I tried out (d) and everything seems to work quite nicely.  One must then wonder what the post-signal-handler routine is used for.  I haven't found definitive information yet, but it appears that the routine is used to help gdb understand signal handler stack frames.  Perhaps this drawback is acceptable.

Pros (of (d)):
	- It works!
Cons:
	- Do we really want to muck with low-level things like this? (Although, hack currently limited to x86-64.)

(extern __libc_sigaction)
Another option is to still perform our signal handling through libc, but bypass its parameter validation.  This is possible by calling private functions in libc directly.  For example, with "extern int __libc_sigaction(…)" we can bypass the parameter validation of libc.  __libc_sigaction() sets up the post-signal-handler routine and then invokes sys_sigaction().

Pros:
	- Does not bend x86-64 constraints.
Cons:
	- Use of private libc functions.  Interfaces can change.
	- (BIGGIE) __libc_sigaction() is only visible in libc.a.  It is hidden in libc.so.  There might be limitations on how we can use libraries.  It also hurts portability.  For example, not every Linux distro uses the same libc! (glibc v. eglibc v. bionic).

Does anyone have any comments they would like to share?  What approach is most appealing to you?  Have I missed any pitfalls or alternatives?  Any thoughts on additional signals that might be useful?  I thought that there might be use for a SIG_CRTICIALITY_CHANGE signal for multi-criticality systems.  A SIG_DEADLINE_MISS might also be useful (there may be times where we want to allocate a budget larger than relative deadline, but this would be another new feature)?

Note that I need to further explore allowing Litmus signals and SIGRT signals to share an overlapping range of values.  However, there may be some issues here besides application-level conflicts: (1) Linux probably expects all SIGRT signals to originate from applications, not from the kernel itself.  (2) Not all SIGRT handling methods may work for us.

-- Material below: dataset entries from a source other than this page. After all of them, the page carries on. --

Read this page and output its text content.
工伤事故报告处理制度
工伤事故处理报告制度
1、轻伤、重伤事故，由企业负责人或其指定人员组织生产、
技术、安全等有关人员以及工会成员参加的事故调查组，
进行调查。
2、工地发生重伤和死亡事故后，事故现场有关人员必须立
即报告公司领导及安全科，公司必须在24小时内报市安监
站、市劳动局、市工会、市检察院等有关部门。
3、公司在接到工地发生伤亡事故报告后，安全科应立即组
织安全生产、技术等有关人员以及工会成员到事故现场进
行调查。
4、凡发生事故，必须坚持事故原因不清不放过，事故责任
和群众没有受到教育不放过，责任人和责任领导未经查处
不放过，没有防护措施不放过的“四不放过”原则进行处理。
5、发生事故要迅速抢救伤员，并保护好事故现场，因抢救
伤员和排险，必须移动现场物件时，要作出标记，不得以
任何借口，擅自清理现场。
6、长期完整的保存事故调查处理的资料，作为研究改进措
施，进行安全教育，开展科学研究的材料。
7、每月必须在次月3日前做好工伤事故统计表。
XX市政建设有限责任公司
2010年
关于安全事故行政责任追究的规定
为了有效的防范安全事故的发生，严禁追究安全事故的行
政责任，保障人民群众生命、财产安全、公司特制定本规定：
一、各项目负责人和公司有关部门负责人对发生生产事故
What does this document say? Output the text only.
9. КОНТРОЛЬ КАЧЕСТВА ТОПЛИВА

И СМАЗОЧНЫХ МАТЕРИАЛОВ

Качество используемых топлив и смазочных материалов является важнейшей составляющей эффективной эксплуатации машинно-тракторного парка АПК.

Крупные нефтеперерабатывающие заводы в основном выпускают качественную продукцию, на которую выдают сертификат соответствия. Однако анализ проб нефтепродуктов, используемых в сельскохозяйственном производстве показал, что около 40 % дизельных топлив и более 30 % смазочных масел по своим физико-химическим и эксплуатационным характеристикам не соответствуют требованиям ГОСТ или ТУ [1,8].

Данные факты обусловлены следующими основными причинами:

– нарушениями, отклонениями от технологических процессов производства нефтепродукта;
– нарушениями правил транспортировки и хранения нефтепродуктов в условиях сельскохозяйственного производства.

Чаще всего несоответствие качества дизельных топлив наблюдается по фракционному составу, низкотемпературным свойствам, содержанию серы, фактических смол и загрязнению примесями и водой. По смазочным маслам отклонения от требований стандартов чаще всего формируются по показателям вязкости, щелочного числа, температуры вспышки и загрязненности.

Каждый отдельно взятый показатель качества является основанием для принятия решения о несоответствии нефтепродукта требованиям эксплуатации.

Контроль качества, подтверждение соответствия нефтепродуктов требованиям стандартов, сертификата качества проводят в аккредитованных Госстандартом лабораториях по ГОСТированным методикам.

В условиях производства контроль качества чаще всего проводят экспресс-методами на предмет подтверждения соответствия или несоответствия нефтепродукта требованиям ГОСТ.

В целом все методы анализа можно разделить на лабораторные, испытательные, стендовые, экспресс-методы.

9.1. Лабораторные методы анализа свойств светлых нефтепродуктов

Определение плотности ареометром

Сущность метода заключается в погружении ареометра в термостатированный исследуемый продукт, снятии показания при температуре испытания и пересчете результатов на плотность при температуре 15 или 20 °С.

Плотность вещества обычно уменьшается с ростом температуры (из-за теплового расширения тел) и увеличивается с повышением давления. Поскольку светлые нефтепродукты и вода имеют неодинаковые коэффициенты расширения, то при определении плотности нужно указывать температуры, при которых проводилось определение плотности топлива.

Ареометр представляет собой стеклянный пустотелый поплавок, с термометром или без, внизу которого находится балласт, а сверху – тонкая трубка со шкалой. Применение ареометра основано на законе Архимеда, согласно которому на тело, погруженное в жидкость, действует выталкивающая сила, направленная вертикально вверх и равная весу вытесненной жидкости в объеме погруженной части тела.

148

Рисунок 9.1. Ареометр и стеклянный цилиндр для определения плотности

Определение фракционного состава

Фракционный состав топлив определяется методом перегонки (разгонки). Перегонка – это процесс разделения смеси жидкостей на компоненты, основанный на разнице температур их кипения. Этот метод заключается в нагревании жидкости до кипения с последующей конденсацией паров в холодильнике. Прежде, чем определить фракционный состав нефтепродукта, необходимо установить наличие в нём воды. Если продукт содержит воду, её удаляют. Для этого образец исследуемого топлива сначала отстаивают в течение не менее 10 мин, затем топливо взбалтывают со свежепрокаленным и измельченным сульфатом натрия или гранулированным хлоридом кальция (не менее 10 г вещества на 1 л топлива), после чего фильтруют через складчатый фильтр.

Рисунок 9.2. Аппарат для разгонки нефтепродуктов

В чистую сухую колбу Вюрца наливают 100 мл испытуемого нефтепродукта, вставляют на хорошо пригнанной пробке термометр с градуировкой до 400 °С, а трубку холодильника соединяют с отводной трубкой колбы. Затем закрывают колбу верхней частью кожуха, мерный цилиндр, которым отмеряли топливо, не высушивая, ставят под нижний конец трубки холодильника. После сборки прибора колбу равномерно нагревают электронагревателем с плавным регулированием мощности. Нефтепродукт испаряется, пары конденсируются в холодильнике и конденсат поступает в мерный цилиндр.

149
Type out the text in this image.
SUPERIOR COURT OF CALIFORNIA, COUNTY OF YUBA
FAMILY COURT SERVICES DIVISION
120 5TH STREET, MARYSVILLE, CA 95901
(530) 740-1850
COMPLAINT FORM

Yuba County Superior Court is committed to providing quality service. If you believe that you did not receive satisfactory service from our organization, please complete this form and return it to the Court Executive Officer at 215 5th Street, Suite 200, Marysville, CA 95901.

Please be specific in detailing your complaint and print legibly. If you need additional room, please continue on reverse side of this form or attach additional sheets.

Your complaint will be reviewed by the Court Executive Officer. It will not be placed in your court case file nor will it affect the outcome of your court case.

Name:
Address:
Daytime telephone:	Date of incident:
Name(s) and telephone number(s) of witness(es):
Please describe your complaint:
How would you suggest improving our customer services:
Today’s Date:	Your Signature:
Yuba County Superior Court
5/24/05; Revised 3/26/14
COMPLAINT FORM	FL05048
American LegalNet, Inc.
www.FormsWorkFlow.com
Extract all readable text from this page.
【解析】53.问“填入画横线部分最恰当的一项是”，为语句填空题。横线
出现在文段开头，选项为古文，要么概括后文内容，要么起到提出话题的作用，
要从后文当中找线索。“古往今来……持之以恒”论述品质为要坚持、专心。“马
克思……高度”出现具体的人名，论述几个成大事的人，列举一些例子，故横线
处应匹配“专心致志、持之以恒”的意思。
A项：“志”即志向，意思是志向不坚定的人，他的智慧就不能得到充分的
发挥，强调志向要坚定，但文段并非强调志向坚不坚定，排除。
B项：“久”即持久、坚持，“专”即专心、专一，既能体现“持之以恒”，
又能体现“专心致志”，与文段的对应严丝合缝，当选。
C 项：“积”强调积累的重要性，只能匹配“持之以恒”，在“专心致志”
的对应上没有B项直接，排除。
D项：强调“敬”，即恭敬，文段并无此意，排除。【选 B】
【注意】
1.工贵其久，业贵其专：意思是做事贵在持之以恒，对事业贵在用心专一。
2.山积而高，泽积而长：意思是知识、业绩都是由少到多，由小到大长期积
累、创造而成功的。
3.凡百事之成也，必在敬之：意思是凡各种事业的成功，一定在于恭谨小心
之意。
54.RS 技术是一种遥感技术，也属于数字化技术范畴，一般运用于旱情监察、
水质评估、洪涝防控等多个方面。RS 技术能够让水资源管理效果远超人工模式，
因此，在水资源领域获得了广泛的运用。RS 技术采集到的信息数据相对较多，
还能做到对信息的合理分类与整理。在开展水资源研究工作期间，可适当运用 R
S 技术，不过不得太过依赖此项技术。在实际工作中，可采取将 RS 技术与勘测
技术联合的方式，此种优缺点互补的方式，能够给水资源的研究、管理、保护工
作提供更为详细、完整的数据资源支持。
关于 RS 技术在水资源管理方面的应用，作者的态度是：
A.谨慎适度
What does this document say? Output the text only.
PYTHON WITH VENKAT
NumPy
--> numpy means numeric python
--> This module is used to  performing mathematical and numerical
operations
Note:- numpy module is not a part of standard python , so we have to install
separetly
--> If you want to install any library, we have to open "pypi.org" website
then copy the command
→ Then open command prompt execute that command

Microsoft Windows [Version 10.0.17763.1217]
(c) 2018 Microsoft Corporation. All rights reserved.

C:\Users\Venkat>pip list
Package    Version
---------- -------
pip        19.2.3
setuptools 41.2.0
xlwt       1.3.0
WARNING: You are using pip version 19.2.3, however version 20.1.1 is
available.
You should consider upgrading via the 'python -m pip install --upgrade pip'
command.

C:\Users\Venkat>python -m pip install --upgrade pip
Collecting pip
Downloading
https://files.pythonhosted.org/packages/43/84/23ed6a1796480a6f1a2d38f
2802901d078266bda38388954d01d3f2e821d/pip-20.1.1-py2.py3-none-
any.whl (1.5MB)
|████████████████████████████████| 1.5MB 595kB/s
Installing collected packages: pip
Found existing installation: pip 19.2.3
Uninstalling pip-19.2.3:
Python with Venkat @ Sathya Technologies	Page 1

* I have read that it is not advisable to call longjmp() from a signal handler.  However, many seem to do this anyhow.  I know Mac has run into this issue with his user-space scheduling, so perhaps he can suggest an alternative.  However, I believe calling longjmp() from a signal handler should be safe for the following reasons: (1) SIG_BUDGET is sent directly to the offending real-time thread (innocent threads are not involved). (2) As long as SA_ONSTACK is not set in sigaction() (and we can enforce this for SIG_BUDGET), the signal handler executes on the same stack as the offending thread.  (3) GCC must be doing *something* to allow exceptions to be thrown from signal handlers, so hopefully some sort of similar method (if not setjmp()/longjmp()) has been codified.

Thanks,
Glenn